Since we are creating a new recommendation in this example, we now need to assign this recommendation to an alert. To do this, click on Alert Definitions under the Alert Settings. Either create a new alert definition or select an existing definition to edit. While I recommend creating a custom alert specific to the DoD STIG checks, for this example, I will assign our new recommendation to the existing alert Virtual Machine is violating Risk Profile 1 in VMware vSphere Security Configuration Guide for vSphere version 6.7. To accomplish this, we will select the alert from the list of alerts and click on the pencil icon at the top of the list to edit the alert definition. In the resulting dialog, we will select Add Recommendations from the left side. Filter the list of recommendations by searching for “stig”, and then drag/drop the recommendation from the left side to the Recommendations section on the right side of the Alert Definition Workspace ensuring that our recommendation is the first in the list. Click the SAVE button to update the alert definition.
The final step is to configure our vRealize Orchestrator policy so that the alert is configured to execute the automation. To do this, select Administration from the top of the window, then select Policies from the left side of the window. Select the policy that you would like to apply this automation to, then click the pencil icon at the top of the list to edit the policy.
In the resulting Edit Monitoring Policy dialog, select Alert/Symptom Definitions from the left side. In the Filter box at the top of the Alert Definitions list, we’ll search for “Virtual Machine is violating Risk Profile 1 in VMware vSphere Security Configuration Guide for vSphere version 6.7”. This should filter the list so that only our desired alert is listed. Notice that our action is listed under the Actionable Recommendations. To have vRealize Operations automatically execute this action, under the Automate column, change the value from Inherit to the value Local that has a green checkmark to the left of it. Click the SAVE button to save the policy change.

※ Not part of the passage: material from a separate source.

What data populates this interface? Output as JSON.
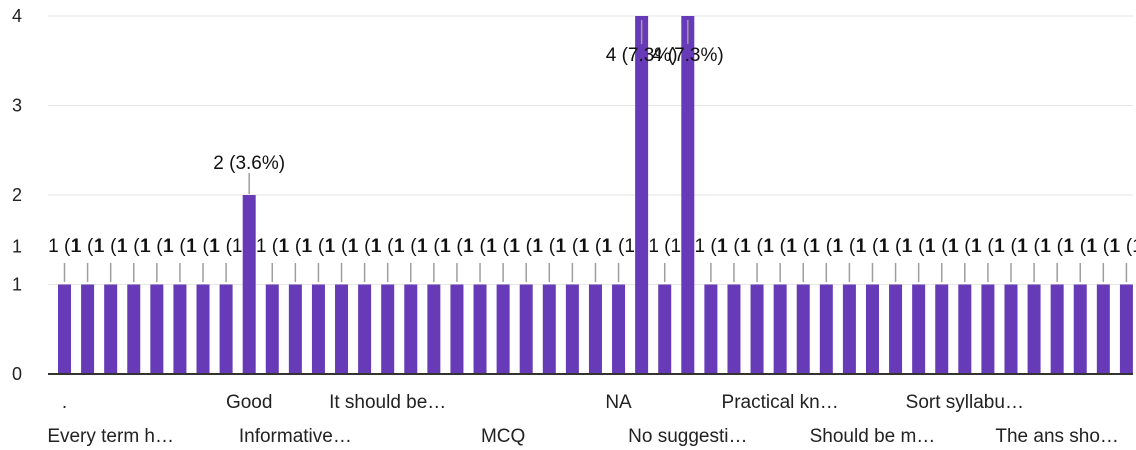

Now that the policy has been changed to include the automated remediation action, vRealize Operations will execute our workflow against every VM that generates the alert “Virtual Machine is violating Risk Profile 1 in VMware vSphere Security Configuration Guide for vSphere version 6.7”. vRealize Operations will only execute the automation a single time when the alert is first generated. Because of this, any existing VMs that already have the alert active will need to have the alert canceled so that vRealize Operations can regenerate the alert.
That is all there is to it. Every time your alert triggers, it will now automatically execute your vRealize Orchestrator workflow. To verify that this has occurred, go back to the Recent Tasks list in vRealize Operations by selection Administration at the top of the window, then expand History, and select Recent Tasks.